My Cat is an Alien My Cat is an Alien

Music writer, Chris Parkin, takes a dip into the music and festival scene in Milan in this week's Indie Music Blog...

Danger Mouse and Daniele Luppi’s recent homage to Italian film music, Rome, shifted attention away from cities up north near the Alps. But while it’s true that Rome’s prog bands and film score composers – illustrious names such as Goblin and Ennio Morricone – will ensure vinyl junkies and fans of esoteric music go all misty-eyed for the capital, Milan has its own heritage to be proud of.

It’s where some of the earliest codified music in Western culture comes from and the city’s music conservatory educated luminaries such as Giacomo Puccini and Ludovico Einaudi. But like many cities in northern Italy there’s an industrial feel to the place, which has an effect on the noises emerging from there in much the same way Birmingham produced a lot of grinding, oily metal.

In the 90s, Milan was a breeding ground for a strangely stylish, sex mad and uber threatening Italian hip-hop – the most popular rapper being Articolo 31 – and right now the city is throwing more warehouse parties than disco-era New York. Its inhabitants seem also to be extremely fond of experimental electronic music and noise compositions played on instruments such as pneumatic drills. What visiting F1 fans will make of that we’re not entirely sure.

First, there’s the Kernel Festival, which took place on the outskirts of Milan in Desio for the first time in July. Held at the town’s Villa Tittoni Traversi, the three-day event is a high concept thing that attempts to link electronic sound with digital and interactive art, audiovisual mapping (whatever that is) and temporary architecture.

The bill, which they’ll be hoping to surpass in 2012, featured a who’s who of international electronic mavericks, most of them dystopian-sounding in nature. Minimal techno man Shed was there along with the Mortiz Von Oswald Trio – the slinky, minimal threesome led by the founder of Basic Channel – DJ Spooky and UK dubstep linchpin Kode9. And there’s hardly a dearth of homebred Milan-based noisemakers either. Joining the bill were 8bit musician Tonylight, wonky electronicist Mother Inc, local drone-folk outfit The Bizarre Collection and sonic artist Marco Donnarumma.

 

 
Another Milan festival is Elita, an event closely associated with the annual design week that’s held every April. It also veers to the leftfield, though not quite as deeply as Kernel. Past performers include Pantha Du Prince, UK Mercury Prize nominee Jon Hopkins, Mouse on Mars and more. There’s the Magnolia Parade too, an event we’ve missed by a week and which shows off the city’s musically on-trend tendencies with famous bands such as Mogwai DJing alongside live sets from obscure noiseniks and electro-punks.

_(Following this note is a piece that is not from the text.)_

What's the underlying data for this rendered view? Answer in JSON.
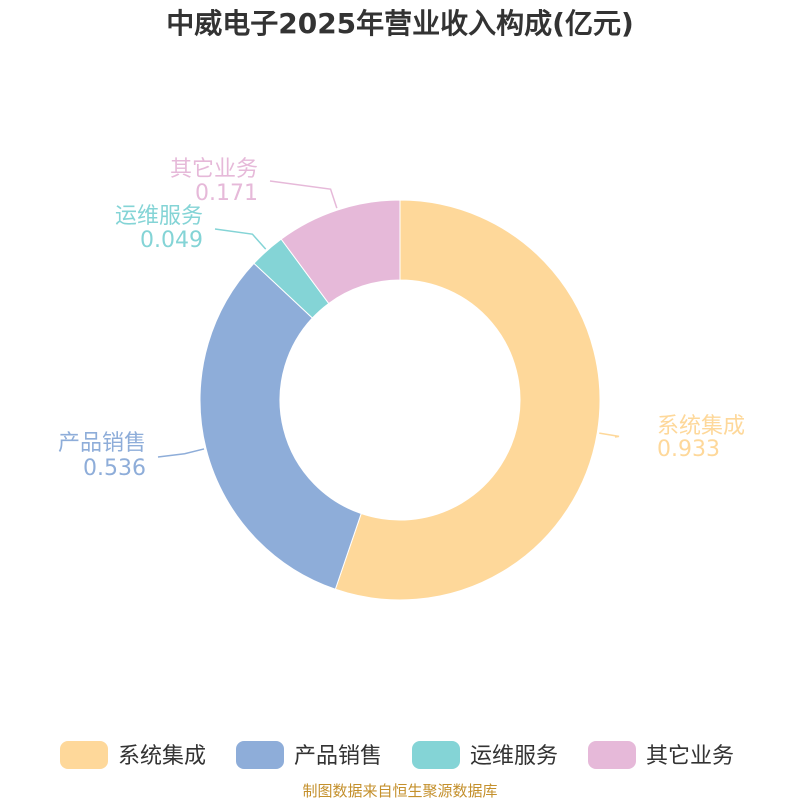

Bolstering the city’s increasing presence on Europe’s avant-garde/leftfield scene are venues such as Fondazione Arnoldo Pomodoro, which books acts like Einsturzende Neubauten’s Blixa Bargeld and heavenly electronicist Christian Fennesz. Plus Milan’s label/distribution project SoundOHM – a one-stop shop for synapse-frying noise and spaced-out drones.

And for fans of music that most people will argue isn’t really music, it’s never too long before Turin’s premier cosmic rockers My Cat is An Alien drop by to unleash their hypnotic grooves, static drones, spontaneous compositions and odd blend of audio visual art performed on electric and acoustic guitars, toy instruments they call 'space toys' and ‘alientronics'. Just to give you an idea of what they’re like before you hit play below and have your ears burned, they’ve worked with Sonic Youth, Jackie-O Motherfucker, Nels Cline and Mats Gustafsson in the past. Basically, they’re noisier than an F1 starting grid.